Firstly, they significantly reduced the thickness of the silicon substrate, paradoxically increasing its resistance to radiation by minimizing absorption. They also modified the impurities and doping process to enable low-temperature curing, allowing any resulting damage to be repaired through simple heating to 80 degrees Celsius. The coating, interconnect, and bonding materials are all space-stable. Furthermore, they minimized the non-active area surrounding the cells, maximizing the surface area dedicated to energy generation. The design also incorporates flexibility, as demonstrated in the images, to accommodate irregular shapes and enhance physical durability.

A lab technician demonstrates the flexibility of a Regher “solar blanket.” Image Credits: Regher Solar

Determining the optimal level of performance required careful consideration of the cost and planned lifespan of satellites within a given constellation. Surprisingly, excessive performance can be detrimental to constellation operators like Starlink. With thousands of satellites, economic viability is paramount – and there’s no benefit to exceeding performance or cost requirements if the plan is to replace them after five years. Prolonged functionality beyond that timeframe suggests potential cost savings elsewhere.

“Constellation designers plan for a specific duration in a particular orbit,” Herasimenka said. “Neither extremely short nor excessively long lifespans are desirable; most low Earth orbit satellites are designed for five to seven years. We tailored our design to meet this precise requirement. Degradation beyond that point is irrelevant to our customers.”

Funding and Future Prospects

Regher Solar’s entry into this emerging market was recognized with inclusion in Techstars’ 2019 batch, leading to discussions with manufacturers and preliminary agreements. They also secured a NASA SBIR Phase I award and an NSF Phase II grant, totaling $1.1 million. Armed with prototypes and initial funding, they generated $33 million in Letters of Intent (LOIs) over the summer and are currently finalizing an additional $50 million in commitments, according to Herasimenka.

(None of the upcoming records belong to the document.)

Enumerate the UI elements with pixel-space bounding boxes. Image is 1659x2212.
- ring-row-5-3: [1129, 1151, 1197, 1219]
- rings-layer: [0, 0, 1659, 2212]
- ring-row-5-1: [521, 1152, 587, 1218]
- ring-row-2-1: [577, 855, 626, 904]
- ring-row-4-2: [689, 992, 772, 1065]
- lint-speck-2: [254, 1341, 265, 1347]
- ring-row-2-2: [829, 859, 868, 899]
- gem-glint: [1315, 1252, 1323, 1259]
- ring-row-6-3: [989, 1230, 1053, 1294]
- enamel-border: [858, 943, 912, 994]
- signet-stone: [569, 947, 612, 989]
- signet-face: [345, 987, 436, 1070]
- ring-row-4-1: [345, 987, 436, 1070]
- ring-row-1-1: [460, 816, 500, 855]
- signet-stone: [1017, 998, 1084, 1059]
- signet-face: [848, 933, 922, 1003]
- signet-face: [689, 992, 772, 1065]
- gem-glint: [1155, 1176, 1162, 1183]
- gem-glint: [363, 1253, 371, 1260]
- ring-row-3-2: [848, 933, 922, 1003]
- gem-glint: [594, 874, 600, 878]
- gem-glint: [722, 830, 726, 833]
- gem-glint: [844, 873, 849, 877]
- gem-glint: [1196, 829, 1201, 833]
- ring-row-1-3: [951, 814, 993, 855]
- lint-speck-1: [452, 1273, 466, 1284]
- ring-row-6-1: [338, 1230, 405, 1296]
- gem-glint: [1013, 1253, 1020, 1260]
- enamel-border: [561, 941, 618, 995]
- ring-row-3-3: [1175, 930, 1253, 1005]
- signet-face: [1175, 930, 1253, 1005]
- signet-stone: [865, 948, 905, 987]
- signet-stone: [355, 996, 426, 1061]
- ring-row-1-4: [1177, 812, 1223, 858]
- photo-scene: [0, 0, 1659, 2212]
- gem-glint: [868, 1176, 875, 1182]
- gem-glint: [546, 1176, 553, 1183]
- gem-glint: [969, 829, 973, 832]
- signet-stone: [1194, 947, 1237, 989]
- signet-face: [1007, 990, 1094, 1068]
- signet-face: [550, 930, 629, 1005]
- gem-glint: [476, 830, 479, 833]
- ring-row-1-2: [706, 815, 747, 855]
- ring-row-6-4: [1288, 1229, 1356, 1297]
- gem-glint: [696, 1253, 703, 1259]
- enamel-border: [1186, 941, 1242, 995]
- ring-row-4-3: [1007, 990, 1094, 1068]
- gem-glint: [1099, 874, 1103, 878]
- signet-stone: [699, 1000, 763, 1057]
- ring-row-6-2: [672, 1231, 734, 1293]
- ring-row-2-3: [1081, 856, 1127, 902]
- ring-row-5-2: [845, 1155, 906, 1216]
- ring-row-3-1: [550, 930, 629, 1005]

Despite this promising outlook, the company must act swiftly to avoid being overtaken by competitors. “The landscape can shift dramatically within a few years, and by the time an industry recognizes the opportunity, it may be lost,” he said. Regher Solar is determined to capitalize on this opportunity and is currently seeking substantial investment to accelerate the development of their pilot line and, subsequently, full-scale manufacturing capabilities. They are preparing to launch a $5 million institutional equity seed round, expected to close by year-end, alongside $900,000 from individual investors.

With interest from established aerospace companies and endorsements from both NASA and the NSF, Regher appears well-positioned for success. The ultimate challenge – whether it lies in designing the innovative panel or actually scaling up production – remains to be seen.

(Updated to correct a minor inaccuracy in the penultimate paragraph regarding funding details.)